Authors:Faustino Becerra, Madonna Chico, Lisa Sobelman
Mentor:Dr. James Harber, Professor of Microbiology, Oxnard College
Clinical induced pluripotent stem cell (iPS) technology promises that clinical autotransplantation in a variety of tissues is feasible including previously impracticable organs (including heart, brain and teeth). This project’s goal was to create the three different germ layers (endoderm, mesoderm, and exoderm) from P19 (EC mouse tetracarcinoma) and mesoderm from CHO (chinese hamster ovary fibroblast).
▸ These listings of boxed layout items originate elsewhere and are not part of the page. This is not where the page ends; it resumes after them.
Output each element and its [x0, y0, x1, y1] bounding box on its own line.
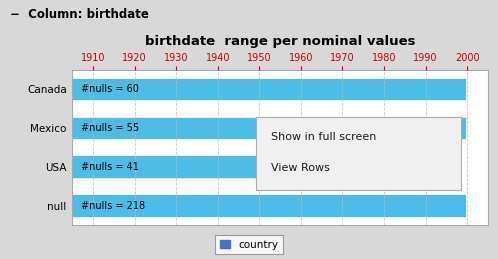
Text: −  Column: birthdate: − Column: birthdate [10, 8, 149, 21]
Text: #nulls = 60: #nulls = 60 [81, 84, 138, 94]
Text: View Rows: View Rows [271, 163, 330, 173]
Bar [72, 194, 467, 218]
Legend: country: country [216, 235, 282, 254]
Bar [72, 78, 467, 101]
Text: #nulls = 55: #nulls = 55 [81, 123, 138, 133]
Text: #nulls = 218: #nulls = 218 [81, 201, 144, 211]
Bar [72, 155, 280, 179]
Text: Show in full screen: Show in full screen [271, 132, 376, 142]
Bar [72, 117, 467, 140]
Title: birthdate  range per nominal values: birthdate range per nominal values [145, 35, 415, 48]
Text: #nulls = 41: #nulls = 41 [81, 162, 138, 172]
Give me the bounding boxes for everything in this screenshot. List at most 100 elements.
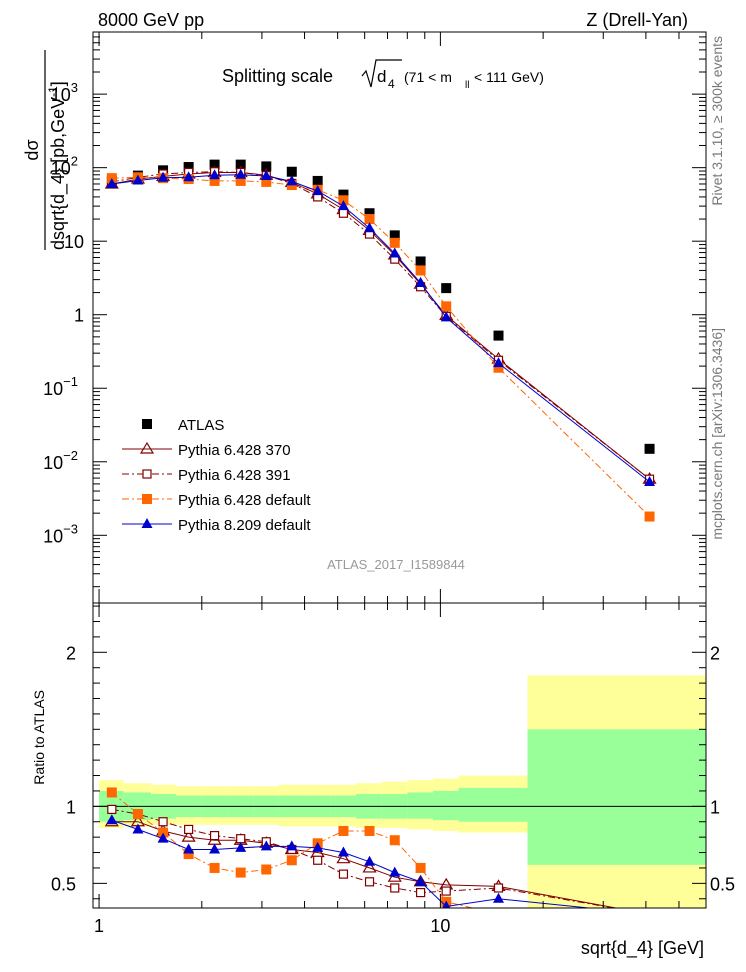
point-pythia-8-209-default (415, 276, 427, 287)
ratio-ytick-label-right: 1 (710, 797, 720, 817)
main-ytick-base: 10 (43, 379, 63, 399)
main-axis-ticks (93, 31, 707, 603)
legend-marker-pythia-6-428-default (142, 494, 152, 504)
ratio-line-pythia-6-428-370 (111, 821, 619, 908)
ratio-point-pythia-6-428-default (364, 825, 375, 836)
point-pythia-6-428-391 (338, 208, 349, 218)
main-ytick-base: 10 (43, 453, 63, 473)
main-ytick-label: 10−2 (43, 448, 78, 473)
ratio-point-pythia-6-428-default (415, 862, 426, 873)
ratio-line-pythia-6-428-391 (111, 808, 617, 908)
ratio-ytick-labels: 0.5 0.5 1 1 2 2 (51, 643, 735, 894)
main-ytick-base: 10 (51, 159, 71, 179)
point-pythia-8-209-default (644, 476, 656, 487)
point-pythia-6-428-default (261, 176, 272, 187)
main-ytick-label: 10 (64, 232, 84, 252)
ratio-ytick-label-right: 0.5 (710, 874, 735, 894)
legend: ATLAS Pythia 6.428 370 Pythia 6.428 391 Pyt… (122, 417, 311, 534)
ratio-line-pythia-6-428-default (111, 792, 475, 908)
ratio-series-pythia-8-209-default (106, 814, 594, 908)
main-ytick-label: 10−1 (43, 374, 78, 399)
main-ytick-base: 10 (43, 526, 63, 546)
ratio-point-pythia-6-428-391 (184, 824, 194, 835)
ratio-point-pythia-8-209-default (364, 855, 376, 866)
point-atlas (389, 230, 400, 241)
point-pythia-8-209-default (235, 168, 247, 179)
ratio-inner-band (407, 792, 433, 819)
main-ytick-exp: −1 (63, 374, 78, 389)
point-pythia-6-428-default (364, 214, 375, 225)
point-pythia-6-428-default (389, 237, 400, 248)
point-atlas (261, 161, 272, 172)
ratio-point-pythia-8-209-default (132, 823, 144, 834)
point-atlas (338, 189, 349, 200)
point-atlas (415, 256, 426, 267)
point-pythia-6-428-default (415, 265, 426, 276)
point-atlas (364, 208, 375, 219)
ratio-ytick-label-right: 2 (710, 643, 720, 663)
series-pythia-8-209-default (106, 168, 656, 487)
ratio-point-pythia-6-428-default (261, 864, 272, 875)
ratio-point-pythia-6-428-391 (390, 883, 400, 893)
ratio-bands (99, 675, 706, 908)
ratio-point-pythia-6-428-default (183, 849, 194, 860)
ratio-point-pythia-6-428-391 (364, 877, 375, 887)
point-pythia-8-209-default (286, 175, 298, 186)
ratio-point-pythia-6-428-default (286, 855, 297, 866)
ratio-point-pythia-8-209-default (235, 841, 247, 852)
point-atlas (493, 330, 504, 341)
ratio-inner-band (432, 790, 459, 821)
point-pythia-8-209-default (260, 170, 272, 181)
legend-label-pythia-6-428-391: Pythia 6.428 391 (178, 467, 291, 484)
ratio-point-pythia-8-209-default (442, 900, 451, 908)
ratio-series-pythia-6-428-default (106, 787, 475, 908)
main-title-range: (71 < m (404, 69, 452, 85)
header-right: Z (Drell-Yan) (586, 10, 688, 30)
ratio-point-pythia-8-209-default (415, 875, 427, 886)
ratio-point-pythia-8-209-default (157, 832, 169, 843)
ratio-point-pythia-6-428-391 (338, 869, 349, 879)
ratio-point-pythia-8-209-default (286, 840, 298, 851)
point-pythia-6-428-default (441, 301, 452, 312)
point-pythia-8-209-default (364, 222, 376, 233)
point-pythia-6-428-default (644, 511, 655, 522)
point-pythia-8-209-default (157, 171, 169, 182)
ratio-point-pythia-6-428-391 (209, 831, 220, 841)
ratio-inner-band (458, 787, 528, 822)
legend-label-atlas: ATLAS (178, 417, 224, 434)
main-ylabel-den: dsqrt{d_4} [pb,GeV (48, 97, 69, 250)
ratio-point-pythia-6-428-370 (336, 851, 351, 864)
ratio-point-pythia-6-428-391 (313, 855, 323, 865)
main-title: Splitting scale d 4 (71 < m ll < 111 GeV… (222, 59, 544, 91)
ratio-point-pythia-8-209-default (493, 892, 505, 903)
ratio-xlabel: sqrt{d_4} [GeV] (581, 938, 704, 959)
main-ytick-label: 102 (51, 154, 78, 179)
point-pythia-8-209-default (312, 185, 324, 196)
ratio-ylabel: Ratio to ATLAS (31, 690, 47, 785)
main-title-range-end: < 111 GeV) (474, 69, 544, 85)
ratio-series (104, 787, 619, 908)
main-ytick-exp: 2 (71, 154, 78, 169)
main-ytick-base: 10 (64, 232, 84, 252)
ratio-point-pythia-8-209-default (337, 846, 349, 857)
main-ylabel-den-group: dsqrt{d_4} [pb,GeV-1] (46, 81, 69, 250)
ratio-plot-frame (92, 602, 707, 909)
main-ylabel-end: ] (48, 81, 68, 86)
point-pythia-6-428-default (493, 362, 504, 373)
ratio-point-pythia-6-428-391 (158, 817, 168, 827)
point-atlas (286, 166, 297, 177)
rivet-label: Rivet 3.1.10, ≥ 300k events (709, 36, 725, 206)
header-left: 8000 GeV pp (98, 10, 204, 30)
ratio-point-pythia-6-428-391 (415, 887, 426, 898)
series-line-pythia-6-428-default (111, 176, 650, 517)
main-title-sqrt-sub: 4 (388, 77, 395, 91)
ratio-point-pythia-6-428-default (158, 827, 169, 838)
legend-entry-atlas: ATLAS (142, 417, 224, 434)
point-pythia-8-209-default (106, 177, 118, 188)
ratio-point-pythia-6-428-default (338, 825, 349, 836)
ratio-point-pythia-8-209-default (106, 814, 118, 825)
ratio-xtick-label: 10 (430, 916, 450, 936)
ratio-inner-band (527, 729, 706, 865)
main-title-range-sub: ll (465, 80, 469, 91)
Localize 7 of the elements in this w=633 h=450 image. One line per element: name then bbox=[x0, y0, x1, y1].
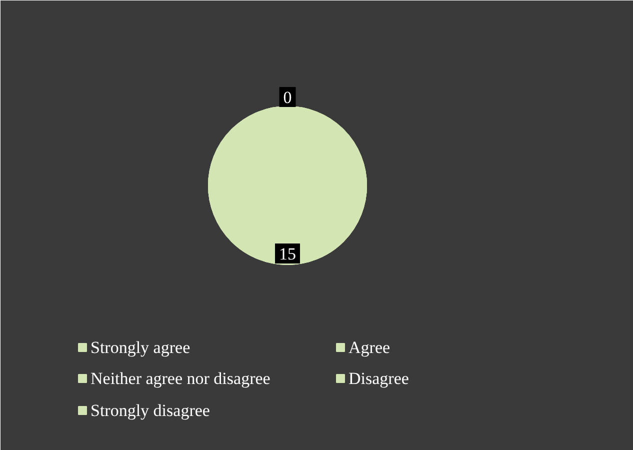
legend-label: Neither agree nor disagree bbox=[90, 369, 270, 388]
data-label: 15 bbox=[279, 244, 296, 264]
legend-label: Strongly disagree bbox=[90, 401, 210, 420]
legend-label: Agree bbox=[348, 338, 390, 357]
legend-label: Strongly agree bbox=[90, 338, 190, 357]
legend-label: Disagree bbox=[348, 369, 409, 388]
text: 0 bbox=[283, 88, 292, 108]
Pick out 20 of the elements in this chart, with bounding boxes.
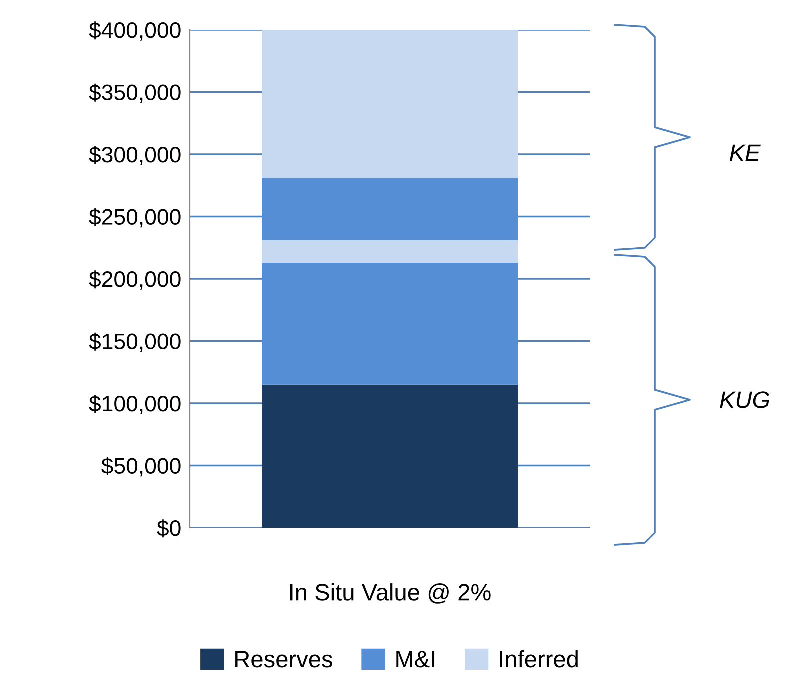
legend-label: Inferred	[500, 650, 578, 668]
y-tick-label: $300,000	[89, 146, 181, 166]
bar	[262, 262, 518, 385]
y-tick-label: $100,000	[89, 395, 181, 414]
bar	[262, 240, 518, 263]
text: KE	[730, 144, 761, 162]
bar	[262, 30, 518, 178]
y-tick-label: $350,000	[89, 84, 181, 104]
legend-label: Reserves	[236, 651, 332, 668]
y-tick-label: $200,000	[89, 270, 181, 290]
y-tick-label: $0	[157, 520, 181, 538]
bar	[262, 384, 518, 528]
y-tick-label: $50,000	[102, 457, 181, 477]
text: KUG	[720, 392, 770, 408]
y-tick-label: $150,000	[89, 332, 181, 352]
y-tick-label: $250,000	[89, 208, 181, 228]
legend-label: M&I	[396, 651, 435, 668]
bar	[262, 178, 518, 240]
x-tick-label: In Situ Value @ 2%	[290, 584, 491, 604]
y-tick-label: $400,000	[89, 22, 181, 41]
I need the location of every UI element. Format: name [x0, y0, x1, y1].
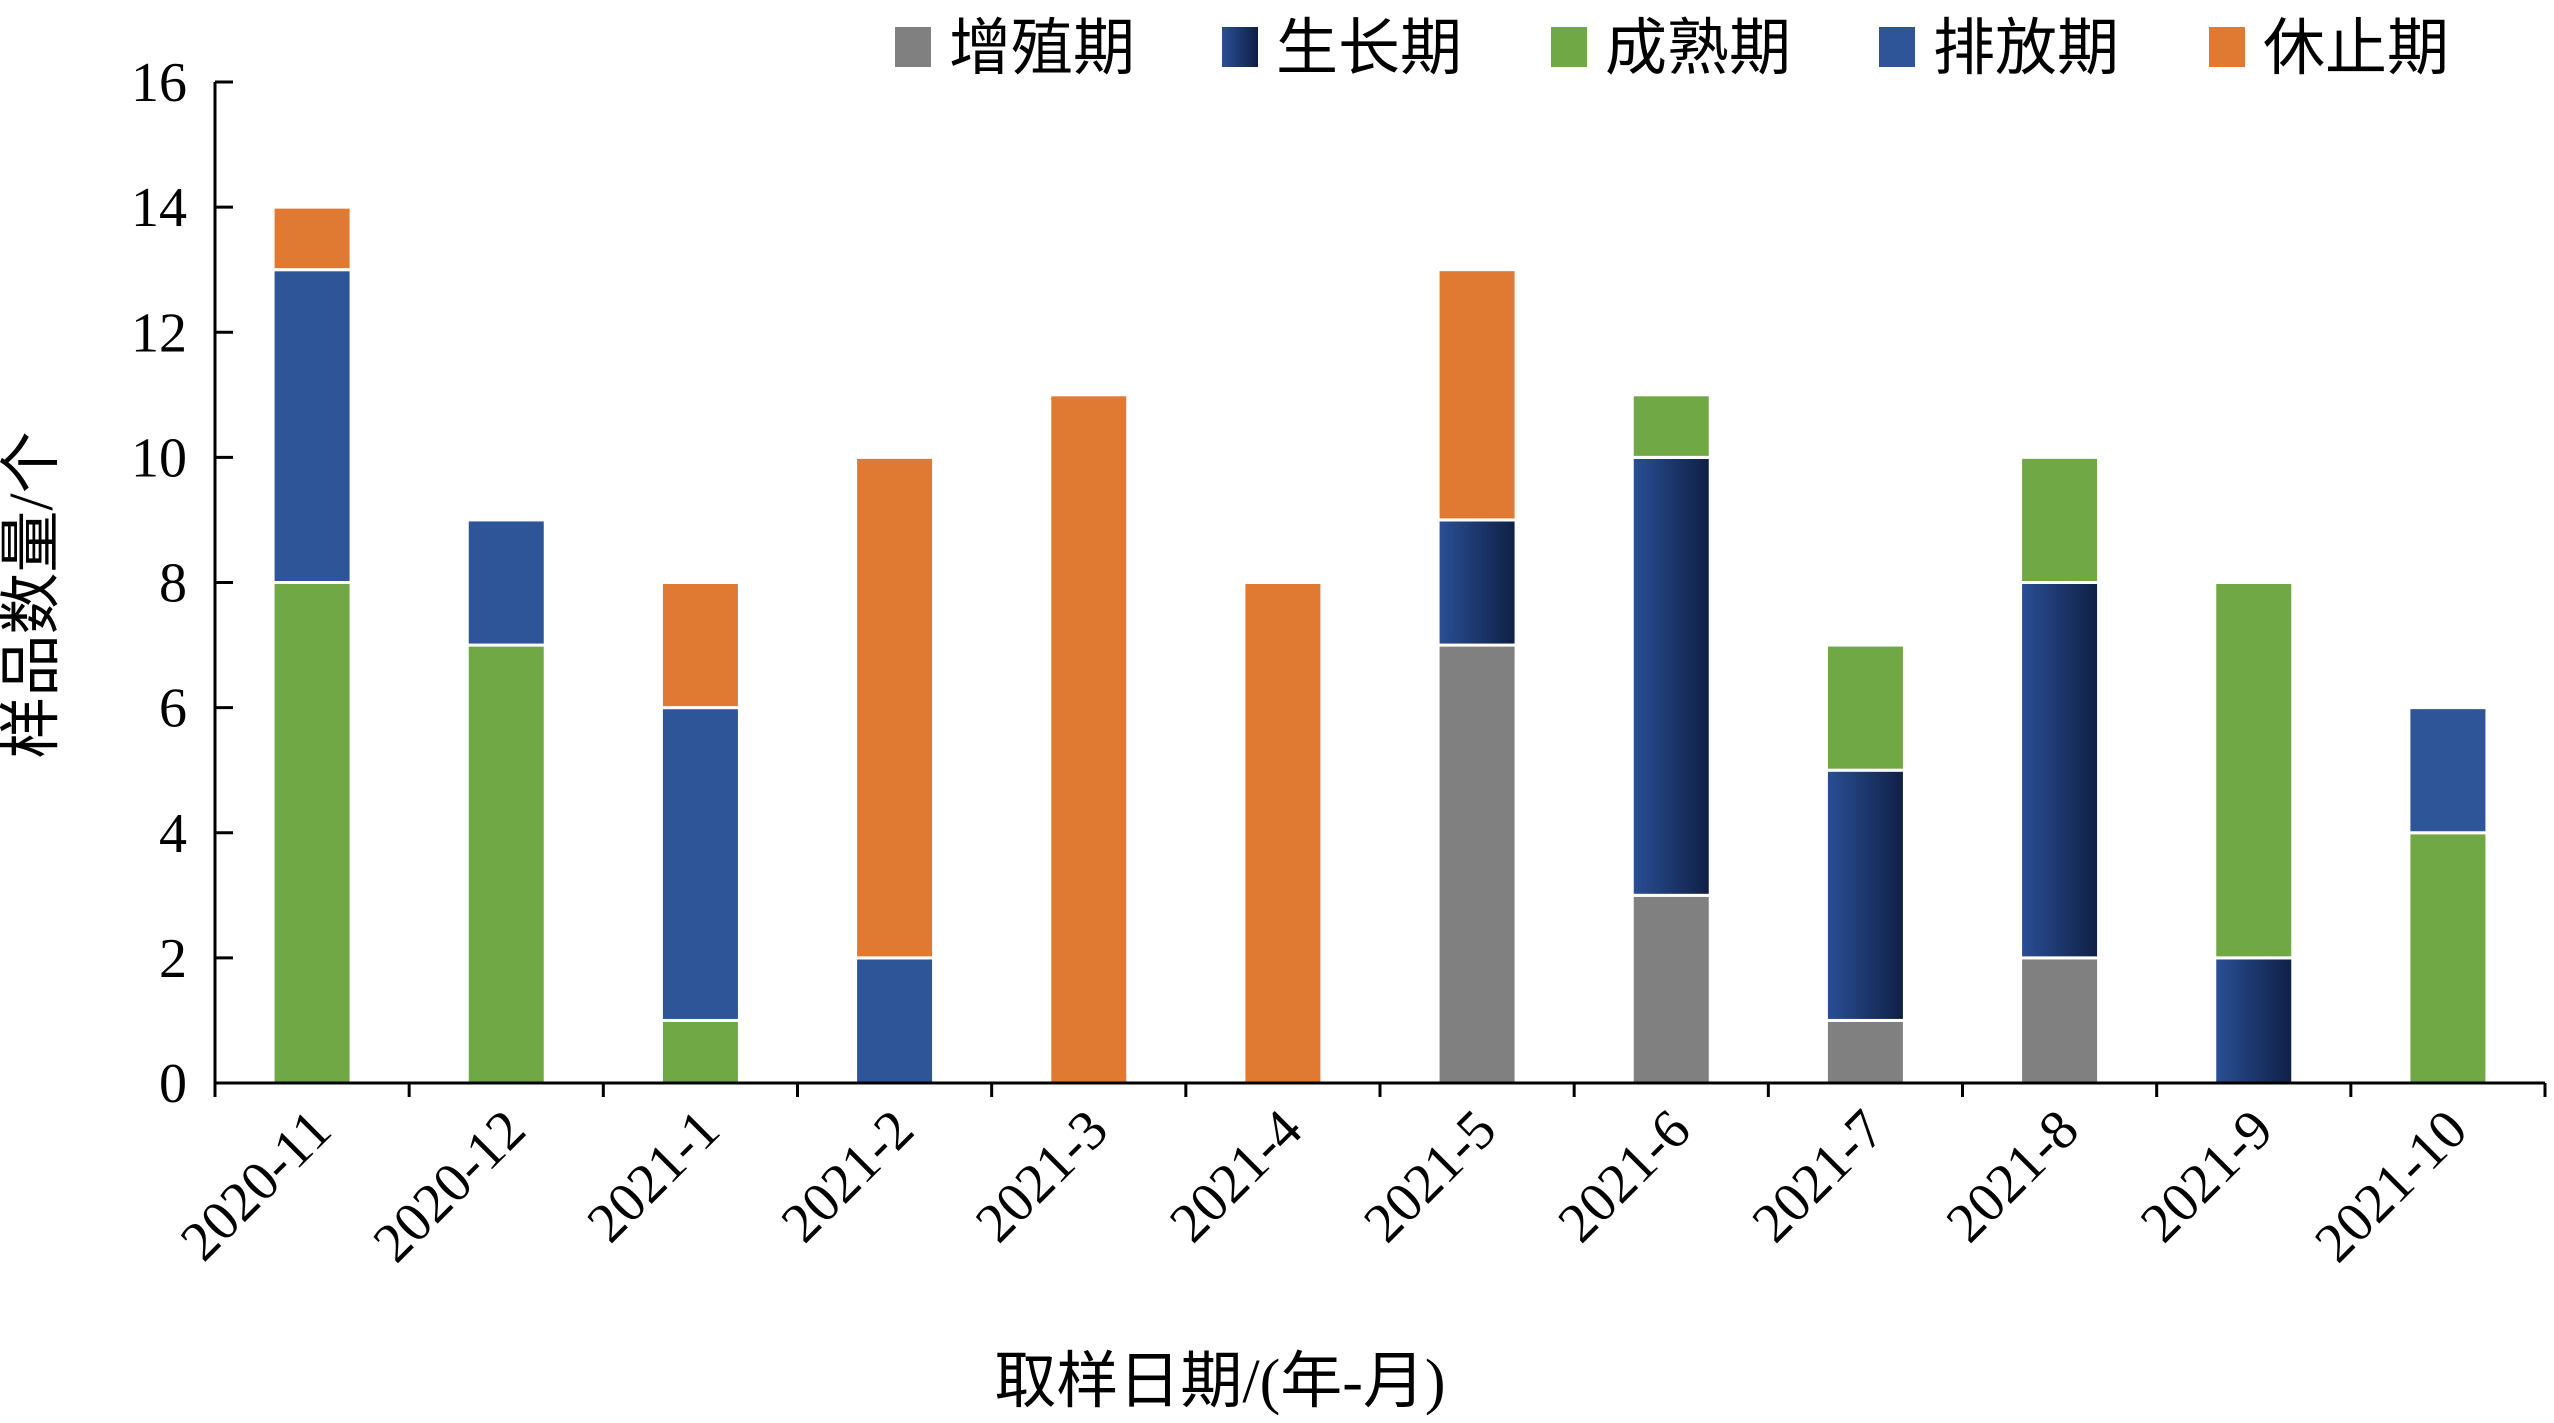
y-tick-label: 2	[159, 928, 187, 990]
bar-segment	[1824, 643, 1906, 772]
y-tick-label: 8	[159, 553, 187, 615]
legend-swatch	[1879, 27, 1915, 67]
bar-segment	[2213, 956, 2295, 1085]
legend-label: 成熟期	[1605, 15, 1791, 83]
x-tick-label: 2021-10	[2303, 1098, 2479, 1274]
bars-group	[271, 205, 2489, 1085]
bar-segment	[1824, 1018, 1906, 1085]
bar-segment	[1436, 268, 1518, 522]
y-ticks-group: 0 2 4 6 8 10 12 14 16	[131, 52, 233, 1115]
bar-segment	[271, 268, 353, 584]
legend-label: 排放期	[1933, 15, 2119, 83]
x-tick-label: 2021-2	[770, 1098, 926, 1254]
x-tick-label: 2021-9	[2129, 1098, 2285, 1254]
bar-segment	[659, 1018, 741, 1085]
bar-segment	[1048, 393, 1130, 1085]
legend-label: 生长期	[1276, 15, 1462, 83]
bar-segment	[1630, 455, 1712, 897]
bar-segment	[465, 518, 547, 647]
axes-group	[213, 82, 2545, 1085]
bar-segment	[1436, 518, 1518, 647]
legend-swatch	[895, 27, 931, 67]
x-tick-label: 2021-6	[1546, 1098, 1702, 1254]
x-ticks-group: 2020-11 2020-12 2021-1 2021-2 2021-3 2021-4 20…	[169, 1083, 2547, 1274]
bar-segment	[1436, 643, 1518, 1085]
x-tick-label: 2021-7	[1741, 1098, 1897, 1254]
bar-segment	[854, 455, 936, 960]
bar-segment	[1824, 768, 1906, 1022]
bar-segment	[271, 205, 353, 272]
bar-segment	[2019, 956, 2101, 1085]
legend-label: 增殖期	[949, 15, 1135, 83]
y-tick-label: 16	[131, 52, 187, 114]
x-tick-label: 2020-12	[362, 1098, 538, 1274]
y-tick-label: 14	[131, 177, 187, 239]
bar-segment	[271, 581, 353, 1085]
x-tick-label: 2021-4	[1158, 1098, 1314, 1254]
x-tick-label: 2021-1	[576, 1098, 732, 1254]
x-tick-label: 2021-3	[964, 1098, 1120, 1254]
y-tick-label: 10	[131, 427, 187, 489]
y-axis-title: 样品数量/个	[0, 431, 66, 758]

In this study, these two cell lines were used with specific factors to further develop an assay for the identification of genes and factors related to cell differentiation and proliferation. Previous tissue regeneration research in this lab showed that CHO cells could display a simple phenotypic morphological change resembling that of the extravasation phase of the immune system response when observed on an extracellular fibrin-fibronectin matrix (FFM), a biomaterial that resembles blood clots. The current study aimed to further knowledge of cell differentiation and movement, in vitro, using a phenotypic based-assay with the following presence/absence conditions in combination: FFM, RA and DMSO. CHO and P19 were observed in single experimental flasks for as long as a month, enough time to see dramatic morphological changes in CHO (parallel alignment of the cells, or cell axis polarity alterations) and in P19, phenotypic departures from its well known cellular differentiation behavior to neuron or cardiac cells. CHO cells also created triangular sail-like tissue connections between several FFM “posts” that were installed in geometric patterns in the tissue culture dishes. The cellular changes that result from treatment with factors (FFM, DMSO, RA) in various configurations implicate signal transduction through the WNT pathway and other ligand driven receptor-dimer pathways in combination. The WNT protein signals transcription of genes affiliated with cell axis polarity and neuron formation. Identifying the genes associated with the observed cell movements would be aided by probing the assays with specific signal transduction inhibitors or the microarray.